Fuel Additives and Retrofit Devices
A retrofit device or fuel additive is a product that, when installed on or added to the motor fuel of a vehicle, will decrease exhaust emissions and/or increase fuel economy. Inspection and maintenance (IM) data, literature, tapes and California Air Resources Board Exemptions have historically not supported the claims that a device reduces exhaust emissions or saves fuel.

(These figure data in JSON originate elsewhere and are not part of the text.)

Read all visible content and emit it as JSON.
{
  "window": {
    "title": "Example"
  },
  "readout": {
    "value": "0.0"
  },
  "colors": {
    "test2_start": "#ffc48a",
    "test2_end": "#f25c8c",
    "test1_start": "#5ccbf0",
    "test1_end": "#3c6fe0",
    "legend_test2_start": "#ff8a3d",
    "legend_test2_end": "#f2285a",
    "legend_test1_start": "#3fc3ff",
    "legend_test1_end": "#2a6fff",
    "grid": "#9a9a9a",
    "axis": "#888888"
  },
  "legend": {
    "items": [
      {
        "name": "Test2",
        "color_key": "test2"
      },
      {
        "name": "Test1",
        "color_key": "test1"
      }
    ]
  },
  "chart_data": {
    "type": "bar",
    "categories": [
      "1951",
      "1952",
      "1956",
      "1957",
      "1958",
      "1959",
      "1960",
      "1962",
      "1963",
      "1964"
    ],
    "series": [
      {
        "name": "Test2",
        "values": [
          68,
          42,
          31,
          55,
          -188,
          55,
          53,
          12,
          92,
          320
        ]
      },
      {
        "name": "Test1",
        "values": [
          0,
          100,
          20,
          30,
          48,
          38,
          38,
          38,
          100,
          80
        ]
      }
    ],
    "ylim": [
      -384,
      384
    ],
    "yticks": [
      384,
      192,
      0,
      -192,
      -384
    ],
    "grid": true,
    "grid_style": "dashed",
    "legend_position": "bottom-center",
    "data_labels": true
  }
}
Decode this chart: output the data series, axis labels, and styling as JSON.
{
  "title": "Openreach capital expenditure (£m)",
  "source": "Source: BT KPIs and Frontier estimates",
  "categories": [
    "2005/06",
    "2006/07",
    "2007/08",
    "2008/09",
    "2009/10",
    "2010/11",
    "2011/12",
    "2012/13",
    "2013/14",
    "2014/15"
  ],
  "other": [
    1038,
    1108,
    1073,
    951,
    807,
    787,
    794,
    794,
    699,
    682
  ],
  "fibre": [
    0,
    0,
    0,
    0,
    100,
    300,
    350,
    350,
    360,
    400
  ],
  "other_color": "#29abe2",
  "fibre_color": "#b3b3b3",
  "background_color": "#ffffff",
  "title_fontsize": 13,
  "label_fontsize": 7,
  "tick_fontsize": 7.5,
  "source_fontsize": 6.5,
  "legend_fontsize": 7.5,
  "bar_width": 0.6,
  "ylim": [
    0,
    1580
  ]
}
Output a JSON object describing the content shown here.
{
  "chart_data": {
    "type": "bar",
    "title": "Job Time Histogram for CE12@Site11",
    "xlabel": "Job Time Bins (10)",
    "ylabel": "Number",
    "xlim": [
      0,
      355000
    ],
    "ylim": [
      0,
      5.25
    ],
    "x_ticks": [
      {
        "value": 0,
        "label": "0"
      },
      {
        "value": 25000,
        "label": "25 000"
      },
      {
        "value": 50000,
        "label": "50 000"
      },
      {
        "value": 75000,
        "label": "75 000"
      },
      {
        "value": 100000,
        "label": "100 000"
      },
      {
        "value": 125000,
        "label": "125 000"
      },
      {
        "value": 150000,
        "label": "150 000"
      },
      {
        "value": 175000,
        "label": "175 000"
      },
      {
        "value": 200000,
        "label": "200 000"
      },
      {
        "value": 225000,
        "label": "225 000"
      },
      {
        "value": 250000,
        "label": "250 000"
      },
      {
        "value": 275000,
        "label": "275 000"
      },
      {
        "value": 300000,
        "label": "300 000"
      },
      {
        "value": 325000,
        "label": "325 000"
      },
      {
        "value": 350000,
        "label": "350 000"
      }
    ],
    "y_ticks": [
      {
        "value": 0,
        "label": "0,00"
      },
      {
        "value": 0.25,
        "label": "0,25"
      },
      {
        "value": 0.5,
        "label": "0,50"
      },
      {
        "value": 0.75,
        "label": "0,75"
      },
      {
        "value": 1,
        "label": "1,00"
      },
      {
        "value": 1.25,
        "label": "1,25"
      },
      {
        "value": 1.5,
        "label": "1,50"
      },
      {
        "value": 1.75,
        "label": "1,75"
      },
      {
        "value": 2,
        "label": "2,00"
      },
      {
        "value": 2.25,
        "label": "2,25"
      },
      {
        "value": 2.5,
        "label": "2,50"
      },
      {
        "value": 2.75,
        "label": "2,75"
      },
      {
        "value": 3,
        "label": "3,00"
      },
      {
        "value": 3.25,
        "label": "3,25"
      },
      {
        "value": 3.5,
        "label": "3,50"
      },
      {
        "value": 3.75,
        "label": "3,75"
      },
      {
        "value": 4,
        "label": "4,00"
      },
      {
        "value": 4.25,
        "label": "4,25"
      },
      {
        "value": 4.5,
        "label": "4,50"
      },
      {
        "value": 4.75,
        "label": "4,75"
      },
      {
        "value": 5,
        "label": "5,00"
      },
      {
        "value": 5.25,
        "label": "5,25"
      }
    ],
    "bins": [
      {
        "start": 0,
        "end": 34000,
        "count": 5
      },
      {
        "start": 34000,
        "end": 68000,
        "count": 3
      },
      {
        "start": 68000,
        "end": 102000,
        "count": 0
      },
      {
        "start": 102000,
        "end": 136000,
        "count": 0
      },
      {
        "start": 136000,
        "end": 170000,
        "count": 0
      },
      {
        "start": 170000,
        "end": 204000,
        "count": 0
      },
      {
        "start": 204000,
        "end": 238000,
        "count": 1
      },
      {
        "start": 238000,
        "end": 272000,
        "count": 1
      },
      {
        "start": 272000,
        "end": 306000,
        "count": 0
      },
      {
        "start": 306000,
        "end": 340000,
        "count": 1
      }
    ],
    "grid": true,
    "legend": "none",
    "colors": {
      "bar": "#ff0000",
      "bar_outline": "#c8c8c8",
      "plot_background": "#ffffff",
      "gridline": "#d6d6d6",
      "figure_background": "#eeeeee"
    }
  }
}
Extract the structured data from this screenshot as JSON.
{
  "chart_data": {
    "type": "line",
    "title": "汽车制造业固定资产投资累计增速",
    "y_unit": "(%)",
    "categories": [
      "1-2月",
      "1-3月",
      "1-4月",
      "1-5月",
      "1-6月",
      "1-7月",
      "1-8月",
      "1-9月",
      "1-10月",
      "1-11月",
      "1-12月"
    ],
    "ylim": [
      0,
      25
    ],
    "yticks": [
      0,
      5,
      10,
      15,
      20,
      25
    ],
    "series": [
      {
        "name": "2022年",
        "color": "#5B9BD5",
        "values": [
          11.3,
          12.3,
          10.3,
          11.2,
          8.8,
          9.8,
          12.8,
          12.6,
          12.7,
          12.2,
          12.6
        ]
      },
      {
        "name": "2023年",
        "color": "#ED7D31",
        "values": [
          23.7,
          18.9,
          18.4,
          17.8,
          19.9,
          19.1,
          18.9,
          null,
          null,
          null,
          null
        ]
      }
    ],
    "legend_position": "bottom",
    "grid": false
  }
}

ADEQ does not maintain a program to evaluate or certify the effectiveness of retrofit devices or fuel additives to reduce exhaust emissions. All inquiries for evaluation or certification are referred to U.S.EPA or the State of California; both of which maintain programs that provide technical assistance in the development of test protocol and the evaluation of the product effects on emissions/fuel economy. These programs use the complete federal test procedure, as described in the Code of Federal Regulations (CFR) , Title 40, Part 86, which is the only valid test for device evaluation.
Modification to a vehicle without using certified parts and following an approved process may result in I/M test failure. Installing a retrofit device on a vehicle without a reasonable basis for knowing that the device will not adversely affect a vehicle's emissions may result in civil penalties.